WASHINGTON -- The toll of gun violence and the widespread disgust it has generated make it time for new federal gun curbs that balance public safety with gun rights, Democrats said Tuesday at the Senate's latest hearing on restricting firearms.
Republicans said today's unenforced gun laws give criminals no reason to fear ignoring them. And they warned that the Constitution's right to bear arms must be protected, even after unspeakable events like the December slaughter of 20 first-graders in Connecticut.
There was little partisan agreement, though Sen. Ted Cruz, R-Texas, said cooperation was possible on stopping straw purchases, in which someone legally buys a gun for a criminal or a person barred from owning one.

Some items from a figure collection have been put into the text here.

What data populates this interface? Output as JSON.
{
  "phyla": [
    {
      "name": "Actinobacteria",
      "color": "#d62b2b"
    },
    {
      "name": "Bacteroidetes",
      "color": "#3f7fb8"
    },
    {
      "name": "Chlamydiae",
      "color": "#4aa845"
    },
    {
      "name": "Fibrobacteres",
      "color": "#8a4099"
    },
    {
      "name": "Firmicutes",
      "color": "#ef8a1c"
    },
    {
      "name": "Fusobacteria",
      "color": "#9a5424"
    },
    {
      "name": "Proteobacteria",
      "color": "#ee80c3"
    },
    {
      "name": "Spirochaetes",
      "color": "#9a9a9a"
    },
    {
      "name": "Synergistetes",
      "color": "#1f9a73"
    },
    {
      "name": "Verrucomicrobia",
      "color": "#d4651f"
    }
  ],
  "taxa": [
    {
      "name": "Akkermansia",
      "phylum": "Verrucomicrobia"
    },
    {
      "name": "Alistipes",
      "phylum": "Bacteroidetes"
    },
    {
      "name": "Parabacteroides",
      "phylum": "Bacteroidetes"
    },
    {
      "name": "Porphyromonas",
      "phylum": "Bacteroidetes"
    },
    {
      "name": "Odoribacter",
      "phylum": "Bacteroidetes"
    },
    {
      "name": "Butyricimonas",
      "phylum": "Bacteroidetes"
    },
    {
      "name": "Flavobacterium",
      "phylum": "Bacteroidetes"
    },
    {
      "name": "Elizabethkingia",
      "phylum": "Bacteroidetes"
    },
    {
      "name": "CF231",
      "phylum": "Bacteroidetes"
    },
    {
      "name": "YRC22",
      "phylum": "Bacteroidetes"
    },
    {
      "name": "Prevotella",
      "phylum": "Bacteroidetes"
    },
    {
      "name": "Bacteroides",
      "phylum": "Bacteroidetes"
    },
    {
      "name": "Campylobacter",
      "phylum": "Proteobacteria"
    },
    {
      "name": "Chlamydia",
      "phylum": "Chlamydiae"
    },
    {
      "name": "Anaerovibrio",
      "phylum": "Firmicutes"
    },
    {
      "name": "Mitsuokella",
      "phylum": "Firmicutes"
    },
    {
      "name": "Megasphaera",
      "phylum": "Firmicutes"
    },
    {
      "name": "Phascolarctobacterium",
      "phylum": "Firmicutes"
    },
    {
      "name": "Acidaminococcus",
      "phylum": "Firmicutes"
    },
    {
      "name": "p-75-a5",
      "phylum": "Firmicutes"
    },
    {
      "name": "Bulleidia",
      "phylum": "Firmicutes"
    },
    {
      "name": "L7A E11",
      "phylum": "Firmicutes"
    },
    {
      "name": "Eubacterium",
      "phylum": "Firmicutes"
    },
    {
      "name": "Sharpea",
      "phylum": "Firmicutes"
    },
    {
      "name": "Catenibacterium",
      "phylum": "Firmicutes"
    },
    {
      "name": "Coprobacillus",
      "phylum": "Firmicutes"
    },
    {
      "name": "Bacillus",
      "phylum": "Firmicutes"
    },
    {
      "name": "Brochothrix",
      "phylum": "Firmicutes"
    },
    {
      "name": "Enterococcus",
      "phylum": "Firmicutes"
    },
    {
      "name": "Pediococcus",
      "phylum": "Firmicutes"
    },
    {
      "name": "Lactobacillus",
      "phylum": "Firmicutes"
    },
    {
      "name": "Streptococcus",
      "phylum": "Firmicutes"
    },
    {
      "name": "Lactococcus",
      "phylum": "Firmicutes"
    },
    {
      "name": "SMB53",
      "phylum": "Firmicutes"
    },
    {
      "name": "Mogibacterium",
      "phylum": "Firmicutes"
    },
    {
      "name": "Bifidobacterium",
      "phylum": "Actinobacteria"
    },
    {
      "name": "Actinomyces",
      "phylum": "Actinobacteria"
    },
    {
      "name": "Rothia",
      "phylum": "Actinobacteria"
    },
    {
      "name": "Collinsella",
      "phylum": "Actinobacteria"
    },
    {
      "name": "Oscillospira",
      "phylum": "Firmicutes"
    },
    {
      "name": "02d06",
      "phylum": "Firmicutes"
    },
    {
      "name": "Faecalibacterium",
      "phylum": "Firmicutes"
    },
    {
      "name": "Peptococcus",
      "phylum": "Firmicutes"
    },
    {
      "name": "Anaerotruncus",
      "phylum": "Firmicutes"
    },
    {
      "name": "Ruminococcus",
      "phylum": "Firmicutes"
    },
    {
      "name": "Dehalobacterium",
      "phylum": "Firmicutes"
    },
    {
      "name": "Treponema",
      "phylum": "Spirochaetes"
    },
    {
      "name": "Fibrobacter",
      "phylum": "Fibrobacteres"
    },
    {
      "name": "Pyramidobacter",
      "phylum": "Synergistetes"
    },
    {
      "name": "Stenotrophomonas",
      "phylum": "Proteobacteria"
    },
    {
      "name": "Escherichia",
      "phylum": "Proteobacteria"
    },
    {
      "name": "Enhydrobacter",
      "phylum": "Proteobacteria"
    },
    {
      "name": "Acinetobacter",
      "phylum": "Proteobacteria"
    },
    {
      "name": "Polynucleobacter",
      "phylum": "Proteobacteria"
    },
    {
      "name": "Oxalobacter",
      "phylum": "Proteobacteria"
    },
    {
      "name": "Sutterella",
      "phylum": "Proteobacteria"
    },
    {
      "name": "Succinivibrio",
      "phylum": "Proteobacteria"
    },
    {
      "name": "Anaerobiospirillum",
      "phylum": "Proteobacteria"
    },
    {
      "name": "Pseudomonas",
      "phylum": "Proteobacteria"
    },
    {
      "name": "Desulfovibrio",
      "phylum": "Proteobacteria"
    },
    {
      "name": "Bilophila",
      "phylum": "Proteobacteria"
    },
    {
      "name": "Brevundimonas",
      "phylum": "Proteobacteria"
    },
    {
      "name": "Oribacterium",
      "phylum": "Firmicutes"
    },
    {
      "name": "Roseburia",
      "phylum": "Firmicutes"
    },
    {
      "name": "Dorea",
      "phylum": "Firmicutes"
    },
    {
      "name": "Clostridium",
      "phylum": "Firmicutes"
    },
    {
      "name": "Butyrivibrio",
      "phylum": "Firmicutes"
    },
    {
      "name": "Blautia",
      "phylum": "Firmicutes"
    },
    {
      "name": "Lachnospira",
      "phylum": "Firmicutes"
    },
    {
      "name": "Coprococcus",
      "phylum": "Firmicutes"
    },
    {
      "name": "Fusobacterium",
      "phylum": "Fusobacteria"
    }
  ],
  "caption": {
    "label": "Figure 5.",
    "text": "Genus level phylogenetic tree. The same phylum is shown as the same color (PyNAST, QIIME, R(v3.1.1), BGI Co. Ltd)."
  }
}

The crowded hearing room was filled with people from gun control groups and according to Sen. Richard Blumenthal, D-Conn., included relatives of some killed in the Newtown, Conn., elementary school shootings. Sen. Richard Durbin, D-Ill., chairman of the Senate Judiciary subcommittee holding the hearing, asked friends and families of gun victims to stand, and dozens rose.
"We know that we have to act," Mr. Durbin said.

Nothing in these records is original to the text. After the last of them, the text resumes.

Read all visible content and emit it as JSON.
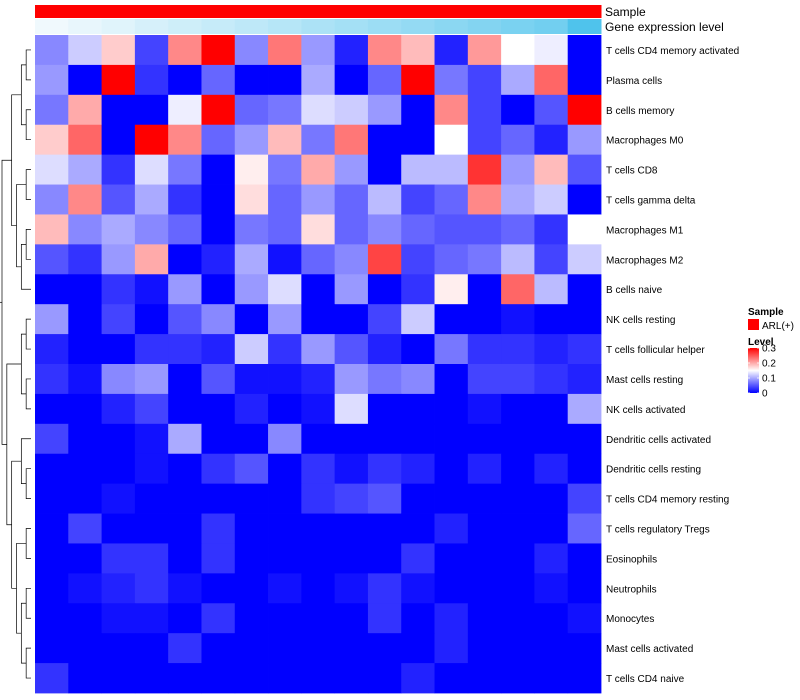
{
  "chart_data": {
    "type": "heatmap",
    "annotations": [
      {
        "name": "Sample",
        "label": "Sample"
      },
      {
        "name": "Gene expression level",
        "label": "Gene expression level"
      }
    ],
    "rows": [
      "T cells CD4 memory activated",
      "Plasma cells",
      "B cells memory",
      "Macrophages M0",
      "T cells CD8",
      "T cells gamma delta",
      "Macrophages M1",
      "Macrophages M2",
      "B cells naive",
      "NK cells resting",
      "T cells follicular helper",
      "Mast cells resting",
      "NK cells activated",
      "Dendritic cells activated",
      "Dendritic cells resting",
      "T cells CD4 memory resting",
      "T cells regulatory  Tregs",
      "Eosinophils",
      "Neutrophils",
      "Monocytes",
      "Mast cells activated",
      "T cells CD4 naive"
    ],
    "values": [
      [
        0.08,
        0.12,
        0.18,
        0.04,
        0.22,
        0.3,
        0.08,
        0.23,
        0.09,
        0.02,
        0.22,
        0.19,
        0.02,
        0.21,
        0.15,
        0.14,
        0.0
      ],
      [
        0.09,
        0.0,
        0.3,
        0.03,
        0.0,
        0.06,
        0.0,
        0.0,
        0.1,
        0.0,
        0.06,
        0.3,
        0.07,
        0.04,
        0.1,
        0.24,
        0.0
      ],
      [
        0.07,
        0.2,
        0.0,
        0.0,
        0.14,
        0.3,
        0.06,
        0.07,
        0.13,
        0.12,
        0.09,
        0.0,
        0.22,
        0.04,
        0.0,
        0.05,
        0.3
      ],
      [
        0.18,
        0.24,
        0.0,
        0.3,
        0.22,
        0.06,
        0.09,
        0.19,
        0.07,
        0.23,
        0.0,
        0.0,
        0.15,
        0.04,
        0.06,
        0.02,
        0.09
      ],
      [
        0.13,
        0.1,
        0.03,
        0.13,
        0.07,
        0.0,
        0.16,
        0.07,
        0.2,
        0.09,
        0.0,
        0.11,
        0.11,
        0.27,
        0.09,
        0.19,
        0.05
      ],
      [
        0.08,
        0.22,
        0.05,
        0.1,
        0.03,
        0.0,
        0.17,
        0.06,
        0.09,
        0.06,
        0.11,
        0.04,
        0.06,
        0.22,
        0.1,
        0.12,
        0.0
      ],
      [
        0.19,
        0.08,
        0.1,
        0.08,
        0.06,
        0.0,
        0.07,
        0.06,
        0.17,
        0.06,
        0.08,
        0.06,
        0.05,
        0.05,
        0.06,
        0.03,
        0.15
      ],
      [
        0.05,
        0.03,
        0.09,
        0.2,
        0.0,
        0.02,
        0.1,
        0.01,
        0.06,
        0.08,
        0.26,
        0.04,
        0.06,
        0.07,
        0.11,
        0.04,
        0.12
      ],
      [
        0.0,
        0.0,
        0.03,
        0.01,
        0.09,
        0.0,
        0.09,
        0.13,
        0.0,
        0.09,
        0.0,
        0.03,
        0.16,
        0.0,
        0.24,
        0.11,
        0.0
      ],
      [
        0.09,
        0.0,
        0.04,
        0.0,
        0.05,
        0.08,
        0.0,
        0.09,
        0.0,
        0.0,
        0.04,
        0.12,
        0.0,
        0.0,
        0.01,
        0.0,
        0.0
      ],
      [
        0.02,
        0.0,
        0.0,
        0.03,
        0.03,
        0.02,
        0.12,
        0.03,
        0.09,
        0.05,
        0.02,
        0.0,
        0.07,
        0.03,
        0.03,
        0.02,
        0.03
      ],
      [
        0.03,
        0.01,
        0.08,
        0.09,
        0.0,
        0.05,
        0.01,
        0.01,
        0.02,
        0.09,
        0.07,
        0.08,
        0.0,
        0.04,
        0.04,
        0.03,
        0.02
      ],
      [
        0.0,
        0.0,
        0.02,
        0.04,
        0.0,
        0.0,
        0.02,
        0.0,
        0.01,
        0.13,
        0.0,
        0.0,
        0.0,
        0.01,
        0.0,
        0.0,
        0.1
      ],
      [
        0.04,
        0.0,
        0.0,
        0.01,
        0.1,
        0.0,
        0.0,
        0.08,
        0.0,
        0.0,
        0.0,
        0.0,
        0.0,
        0.0,
        0.0,
        0.0,
        0.0
      ],
      [
        0.0,
        0.0,
        0.0,
        0.01,
        0.0,
        0.03,
        0.05,
        0.0,
        0.03,
        0.01,
        0.03,
        0.02,
        0.0,
        0.02,
        0.0,
        0.02,
        0.0
      ],
      [
        0.0,
        0.0,
        0.01,
        0.0,
        0.0,
        0.0,
        0.0,
        0.0,
        0.03,
        0.04,
        0.05,
        0.0,
        0.0,
        0.0,
        0.0,
        0.0,
        0.04
      ],
      [
        0.0,
        0.04,
        0.0,
        0.0,
        0.0,
        0.03,
        0.0,
        0.0,
        0.0,
        0.0,
        0.0,
        0.0,
        0.02,
        0.0,
        0.0,
        0.0,
        0.06
      ],
      [
        0.0,
        0.0,
        0.03,
        0.03,
        0.0,
        0.03,
        0.0,
        0.0,
        0.0,
        0.0,
        0.0,
        0.03,
        0.0,
        0.0,
        0.0,
        0.02,
        0.0
      ],
      [
        0.0,
        0.01,
        0.02,
        0.03,
        0.01,
        0.0,
        0.0,
        0.01,
        0.0,
        0.01,
        0.03,
        0.01,
        0.0,
        0.0,
        0.0,
        0.01,
        0.0
      ],
      [
        0.0,
        0.0,
        0.01,
        0.01,
        0.0,
        0.03,
        0.0,
        0.0,
        0.0,
        0.0,
        0.03,
        0.0,
        0.02,
        0.0,
        0.0,
        0.0,
        0.01
      ],
      [
        0.0,
        0.0,
        0.0,
        0.0,
        0.03,
        0.0,
        0.0,
        0.0,
        0.0,
        0.0,
        0.0,
        0.0,
        0.02,
        0.0,
        0.0,
        0.0,
        0.0
      ],
      [
        0.03,
        0.0,
        0.0,
        0.0,
        0.0,
        0.0,
        0.0,
        0.0,
        0.0,
        0.0,
        0.0,
        0.02,
        0.0,
        0.0,
        0.0,
        0.0,
        0.0
      ]
    ],
    "sample_group": "ARL(+)",
    "gene_expression_levels": [
      0.0,
      0.05,
      0.1,
      0.16,
      0.21,
      0.26,
      0.31,
      0.36,
      0.42,
      0.47,
      0.52,
      0.57,
      0.63,
      0.68,
      0.73,
      0.78,
      1.0
    ],
    "legend": {
      "sample_title": "Sample",
      "sample_entry": "ARL(+)",
      "level_title": "Level",
      "level_ticks": [
        0,
        0.1,
        0.2,
        0.3
      ],
      "level_tick_labels": [
        "0",
        "0.1",
        "0.2",
        "0.3"
      ],
      "range": [
        0,
        0.3
      ],
      "placement": "right"
    },
    "colors": {
      "low": "#0000ff",
      "mid": "#ffffff",
      "high": "#ff0000",
      "sample": "#ff0000",
      "gene_low": "#f0f9fd",
      "gene_high": "#4fc3ec"
    },
    "dendrogram": "row clustering (left)"
  }
}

At another point, Sen. Lindsey Graham, R-S.C., began his questioning of the panel's first witness, Timothy Heaphy, the U.S. attorney for the western district of Virginia and an appointee of President Barack Obama, with one question: "Do you own a gun?" "No," responded Mr. Heaphy, who said, "I do not feel comfortable having a gun in our home" because he has children.

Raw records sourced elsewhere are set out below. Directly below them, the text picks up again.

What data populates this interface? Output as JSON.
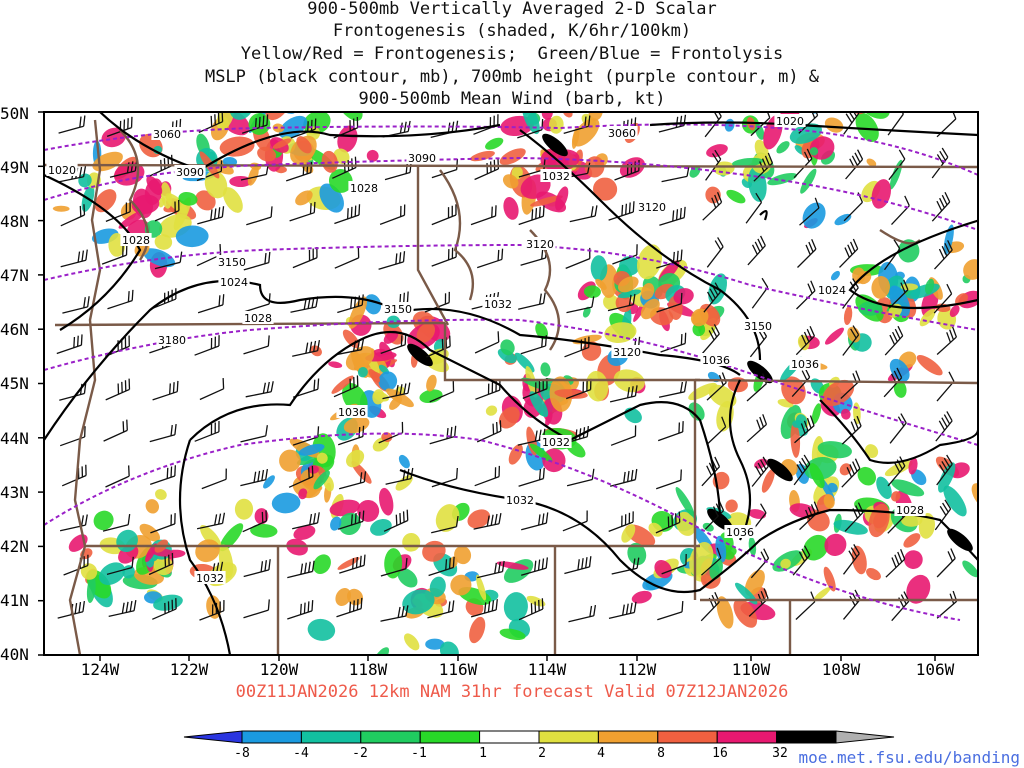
{
  "title": {
    "lines": [
      "900-500mb Vertically Averaged 2-D Scalar",
      "Frontogenesis (shaded, K/6hr/100km)",
      "Yellow/Red = Frontogenesis;  Green/Blue = Frontolysis",
      "MSLP (black contour, mb), 700mb height (purple contour, m) &",
      "900-500mb Mean Wind (barb, kt)"
    ]
  },
  "valid_line": "00Z11JAN2026 12km NAM 31hr forecast Valid 07Z12JAN2026",
  "credit": "moe.met.fsu.edu/banding",
  "axes": {
    "lat_labels": [
      "50N",
      "49N",
      "48N",
      "47N",
      "46N",
      "45N",
      "44N",
      "43N",
      "42N",
      "41N",
      "40N"
    ],
    "lon_labels": [
      "124W",
      "122W",
      "120W",
      "118W",
      "116W",
      "114W",
      "112W",
      "110W",
      "108W",
      "106W"
    ]
  },
  "colorbar": {
    "ticks": [
      "-8",
      "-4",
      "-2",
      "-1",
      "1",
      "2",
      "4",
      "8",
      "16",
      "32"
    ],
    "colors": [
      "#2a35e0",
      "#1a9ae0",
      "#12c0a0",
      "#20cc60",
      "#28d828",
      "#ffffff",
      "#e0e040",
      "#f0a030",
      "#f06040",
      "#e81870",
      "#000000",
      "#b0b0b0"
    ]
  },
  "contour_labels": {
    "mslp": [
      "1020",
      "1028",
      "1024",
      "1028",
      "1032",
      "1028",
      "1032",
      "1036",
      "1036",
      "1036",
      "1032",
      "1032",
      "1036",
      "1032",
      "1028",
      "1024",
      "1020"
    ],
    "height": [
      "3060",
      "3090",
      "3060",
      "3090",
      "3120",
      "3120",
      "3150",
      "3150",
      "3150",
      "3180",
      "3120"
    ]
  },
  "colors": {
    "state_border": "#7a5a48",
    "mslp": "#000000",
    "height": "#9a20c8",
    "valid_text": "#ee5a4a",
    "credit_text": "#4a6ee0"
  }
}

Senate Judiciary Committee Chairman Patrick Leahy, D-Vt., who plans to write gun legislation soon, called for expanded background checks and cracking down on straw purchases, but said nothing about banning assault weapons or high capacity magazines. In a written statement, he suggested that the First Amendment would limit government attempts to reduce violence in popular culture and said the entertainment industry should be "a responsible leader in this area."
In the battle of statistics, Mr. Cruz said that of the six cities with the nation's highest murder rates, five -- Detroit, Baltimore, Philadelphia, Washington, D.C., and Chicago -- have tough anti-gun laws. Only Memphis, Tenn., has less vigorous firearms controls, he said.
Responding to Mr. Cruz, Mr. Heaphy, the U.S. attorney, said there are too many factors that influence crime to conclude that strict gun measures don't work.
Mr. Graham said that of 80,000 federal background checks for gun purchases turned down annually by the FBI, barely any result in prosecutions. He said the odds of being prosecuted for lying on a background check are "probably a whole lot less than being struck by lightning or hit by a meteor."